Sécurité dans la zone du partenariat oriental et rôle de la politique de sécurité et de défense commune (débat)
Madame la Présidente, la réussite du partenariat oriental est essentielle à la réussite de la politique de sécurité et de défense de l'UE. Pour employer une expression commune, sans un anneau d'amis vrais et proches autour de nos frontières, nos ambitions géopolitiques resteront limitées. Nous devons donc répondre clairement à l’agression de la Russie en Ukraine. Nous devons soutenir sans équivoque l'intégrité territoriale des pays du partenariat oriental, y compris leur droit de gouverner leurs propres eaux, mers et ports exclusifs.
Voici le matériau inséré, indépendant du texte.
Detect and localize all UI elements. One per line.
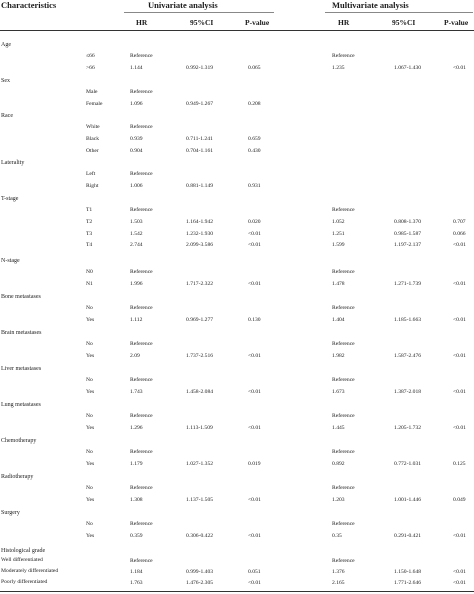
row-label: Yes (86, 496, 95, 503)
table-cell-m_ci: 1.185-1.663 (394, 316, 422, 323)
row-label: T1 (86, 207, 93, 213)
table-cell-u_ci: 1.027-1.352 (186, 460, 214, 467)
table-cell-m_hr: 1.404 (332, 316, 345, 323)
row-label: T4 (86, 242, 93, 249)
table-cell-u_p: <0.01 (248, 388, 261, 395)
table-cell-m_hr: 1.235 (332, 64, 345, 71)
table-cell-m_p: <0.01 (453, 568, 466, 575)
table-cell-m_hr: 1.445 (332, 424, 345, 431)
table-cell-u_p: <0.01 (248, 280, 261, 287)
section-title: Histological grade (1, 548, 46, 554)
table-cell-u_hr: 1.503 (130, 218, 143, 225)
table-cell-m_hr: Reference (332, 485, 355, 491)
table-cell-u_ci: 0.881-1.149 (186, 182, 214, 189)
table-cell-m_ci: 1.001-1.446 (394, 496, 422, 503)
row-label: No (86, 485, 93, 491)
table-cell-u_ci: 2.099-3.586 (186, 242, 214, 249)
table-cell-u_p: 0.208 (248, 100, 261, 107)
row-label: Moderately differentiated (1, 567, 59, 574)
row-label: Yes (86, 388, 95, 395)
section-title: Brain metastases (1, 330, 42, 336)
table-cell-u_hr: 1.996 (130, 280, 143, 287)
section-title: N-stage (1, 258, 20, 264)
table-cell-u_ci: 0.992-1.319 (186, 64, 214, 71)
table-cell-u_hr: Reference (130, 89, 153, 95)
section-title: Surgery (1, 510, 20, 516)
row-label: Black (86, 135, 100, 142)
table-cell-u_hr: 1.184 (130, 568, 143, 575)
table-cell-m_hr: 0.892 (332, 460, 345, 467)
table-cell-u_hr: Reference (130, 558, 153, 564)
row-label: No (86, 521, 93, 527)
table-cell-m_hr: 1.673 (332, 388, 345, 395)
table-cell-u_hr: 0.939 (130, 135, 143, 142)
uni-col-p: P-value (245, 18, 270, 27)
table-cell-m_p: <0.01 (453, 280, 466, 287)
table-cell-m_ci: 1.067-1.430 (394, 64, 422, 71)
section-title: Laterality (1, 160, 25, 166)
table-cell-m_hr: Reference (332, 377, 355, 383)
table-cell-m_hr: 1.376 (332, 568, 345, 575)
header-rule (0, 30, 474, 31)
table-cell-u_hr: 1.144 (130, 64, 143, 71)
table-cell-u_hr: Reference (130, 171, 153, 177)
table-cell-u_ci: 1.113-1.509 (186, 424, 213, 431)
table-cell-u_hr: Reference (130, 485, 153, 491)
table-cell-u_p: <0.01 (248, 352, 261, 359)
table-cell-m_p: 0.049 (453, 496, 466, 503)
table-cell-u_hr: 1.006 (130, 182, 143, 189)
row-label: Yes (86, 352, 95, 359)
table-cell-u_p: <0.01 (248, 424, 261, 431)
table-cell-m_ci: 1.587-2.476 (394, 352, 422, 359)
row-label: Poorly differentiated (1, 578, 48, 585)
table-cell-u_p: 0.065 (248, 64, 261, 71)
table-cell-m_hr: Reference (332, 207, 355, 213)
row-label: Well differentiated (1, 557, 43, 563)
row-label: Male (86, 89, 98, 95)
section-title: Chemotherapy (1, 438, 37, 444)
multivariate-underline (325, 12, 473, 13)
table-cell-m_p: <0.01 (453, 579, 466, 586)
table-cell-u_p: 0.130 (248, 316, 261, 323)
table-cell-u_ci: 1.458-2.084 (186, 388, 214, 395)
table-cell-u_hr: Reference (130, 377, 153, 383)
row-label: Yes (86, 316, 95, 323)
table-cell-m_p: <0.01 (453, 388, 466, 395)
bottom-rule (0, 591, 474, 592)
table-cell-u_ci: 0.969-1.277 (186, 316, 214, 323)
header-univariate: Univariate analysis (148, 0, 218, 10)
multi-col-p: P-value (444, 18, 469, 27)
table-cell-m_hr: Reference (332, 449, 355, 455)
table-cell-u_hr: 1.096 (130, 100, 143, 107)
table-cell-m_ci: 1.197-2.137 (394, 242, 422, 249)
table-cell-u_p: <0.01 (248, 242, 261, 249)
table-cell-u_ci: 1.717-2.322 (186, 280, 214, 287)
header-multivariate: Multivariate analysis (332, 0, 409, 10)
row-label: N0 (86, 269, 93, 275)
row-label: White (86, 124, 100, 130)
section-title: Race (1, 113, 13, 119)
table-cell-m_ci: 1.150-1.648 (394, 568, 422, 575)
header-characteristics: Characteristics (1, 0, 57, 10)
table-cell-m_hr: 1.599 (332, 242, 345, 249)
section-title: Radiotherapy (1, 474, 34, 480)
row-label: No (86, 449, 93, 455)
table-cell-m_hr: 0.35 (332, 532, 342, 539)
table-cell-u_ci: 0.999-1.403 (186, 568, 214, 575)
table-cell-u_hr: Reference (130, 305, 153, 311)
univariate-underline (124, 12, 274, 13)
row-label: Yes (86, 424, 95, 431)
multi-col-ci: 95%CI (392, 18, 416, 27)
table-cell-u_ci: 0.711-1.241 (186, 135, 213, 142)
table-cell-u_hr: Reference (130, 521, 153, 527)
row-label: Right (86, 182, 99, 189)
table-cell-u_hr: 0.904 (130, 147, 143, 154)
table-cell-u_hr: Reference (130, 124, 153, 130)
table-cell-u_ci: 0.949-1.267 (186, 100, 214, 107)
row-label: No (86, 305, 93, 311)
uni-col-ci: 95%CI (190, 18, 214, 27)
table-cell-m_hr: 1.251 (332, 230, 345, 237)
table-cell-m_p: <0.01 (453, 424, 466, 431)
table-cell-m_ci: 0.772-1.031 (394, 460, 422, 467)
table-cell-u_hr: 1.743 (130, 388, 143, 395)
multi-col-hr: HR (338, 18, 350, 27)
table-cell-u_ci: 1.232-1.930 (186, 230, 214, 237)
table-cell-m_p: <0.01 (453, 352, 466, 359)
table-cell-u_hr: 1.308 (130, 496, 143, 503)
table-cell-u_ci: 1.476-2.305 (186, 579, 214, 586)
table-cell-m_p: 0.066 (453, 230, 466, 237)
table-cell-u_ci: 1.137-1.505 (186, 496, 214, 503)
table-cell-m_p: 0.707 (453, 218, 466, 225)
table-cell-m_ci: 1.387-2.018 (394, 388, 422, 395)
table-cell-m_ci: 1.271-1.739 (394, 280, 422, 287)
row-label: No (86, 377, 93, 383)
table-cell-m_hr: 1.478 (332, 280, 345, 287)
row-label: Yes (86, 532, 95, 539)
section-title: Bone metastases (1, 294, 41, 300)
section-title: Liver metastases (1, 366, 42, 372)
table-cell-m_hr: 1.982 (332, 352, 345, 359)
table-cell-m_hr: 2.165 (332, 579, 345, 586)
row-label: T2 (86, 218, 93, 225)
table-cell-m_hr: Reference (332, 341, 355, 347)
section-title: Lung metastases (1, 402, 41, 408)
table-cell-u_hr: Reference (130, 269, 153, 275)
table-cell-u_ci: 1.737-2.516 (186, 352, 214, 359)
table-cell-m_hr: 1.203 (332, 496, 345, 503)
table-cell-u_hr: 1.763 (130, 579, 143, 586)
section-title: Age (1, 42, 11, 48)
table-cell-m_hr: Reference (332, 413, 355, 419)
table-cell-m_p: <0.01 (453, 532, 466, 539)
table-cell-u_hr: 0.359 (130, 532, 143, 539)
table-cell-m_p: <0.01 (453, 316, 466, 323)
table-cell-u_hr: Reference (130, 53, 153, 59)
table-cell-u_hr: Reference (130, 413, 153, 419)
table-cell-u_p: 0.430 (248, 147, 261, 154)
table-cell-m_ci: 1.771-2.646 (394, 579, 422, 586)
table-cell-u_hr: 2.744 (130, 242, 143, 249)
table-cell-u_hr: Reference (130, 207, 153, 213)
table-cell-u_p: 0.931 (248, 182, 261, 189)
table-cell-u_p: 0.019 (248, 460, 261, 467)
table-cell-u_ci: 0.704-1.161 (186, 147, 214, 154)
table-cell-m_p: <0.01 (453, 242, 466, 249)
table-cell-m_p: <0.01 (453, 64, 466, 71)
table-cell-u_hr: 1.296 (130, 424, 143, 431)
row-label: ≤66 (86, 53, 95, 59)
table-cell-u_hr: 1.179 (130, 460, 143, 467)
table-cell-m_hr: Reference (332, 269, 355, 275)
row-label: Other (86, 147, 99, 154)
table-cell-m_hr: Reference (332, 558, 355, 564)
table-cell-u_ci: 0.306-0.422 (186, 532, 214, 539)
table-cell-u_p: <0.01 (248, 579, 261, 586)
table-cell-m_hr: Reference (332, 521, 355, 527)
table-cell-u_hr: 2.09 (130, 352, 140, 359)
table-cell-u_ci: 1.164-1.942 (186, 218, 214, 225)
table-cell-m_ci: 1.205-1.732 (394, 424, 422, 431)
row-label: Female (86, 100, 103, 107)
table-cell-m_hr: 1.052 (332, 218, 345, 225)
row-label: Left (86, 171, 96, 177)
row-label: Yes (86, 460, 95, 467)
row-label: >66 (86, 64, 95, 71)
table-cell-u_hr: 1.112 (130, 316, 143, 323)
table-cell-m_ci: 0.808-1.370 (394, 218, 422, 225)
section-title: Sex (1, 78, 10, 84)
table-cell-m_hr: Reference (332, 53, 355, 59)
row-label: T3 (86, 230, 93, 237)
uni-col-hr: HR (136, 18, 148, 27)
table-cell-m_hr: Reference (332, 305, 355, 311)
table-cell-m_ci: 0.985-1.587 (394, 230, 422, 237)
table-cell-u_p: <0.01 (248, 230, 261, 237)
table-cell-u_hr: Reference (130, 449, 153, 455)
table-cell-u_p: 0.051 (248, 568, 261, 575)
table-cell-u_p: 0.020 (248, 218, 261, 225)
table-cell-u_p: <0.01 (248, 532, 261, 539)
row-label: No (86, 413, 93, 419)
table-cell-u_p: 0.659 (248, 135, 261, 142)
table-cell-u_hr: 1.542 (130, 230, 143, 237)
row-label: N1 (86, 280, 93, 287)
row-label: No (86, 341, 93, 347)
table-cell-m_p: 0.125 (453, 460, 466, 467)
table-cell-m_ci: 0.291-0.421 (394, 532, 422, 539)
table-cell-u_hr: Reference (130, 341, 153, 347)
section-title: T-stage (1, 196, 19, 202)
table-cell-u_p: <0.01 (248, 496, 261, 503)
Le partenariat oriental doit être un partenariat européen. Nos partenaires orientaux doivent recevoir un message solide de notre part. Si vous êtes avec nous, nous sommes inconditionnellement avec vous et nous soutenons pleinement votre liberté de choisir votre propre destin, à vos propres conditions, sans le chantage de la Russie. Ceux qui veulent être nos partenaires européens doivent bénéficier de liens stratégiques étroits en s’alignant sur les valeurs, les principes et les positions de l’UE, y compris en matière de sécurité et de défense. Nous avons une chance historique d'offrir une forte garantie de sécurité à nos pays du partenariat oriental en assurant leur avenir européen. Ceux qui envisagent sérieusement d'adhérer à l'Union européenne doivent avoir une chance équitable de le faire. Un statut de candidat clair pour l'Ukraine plus tard ce mois-ci serait la meilleure mesure en matière de sécurité et de défense pour le Partenariat oriental et l'UE elle-même.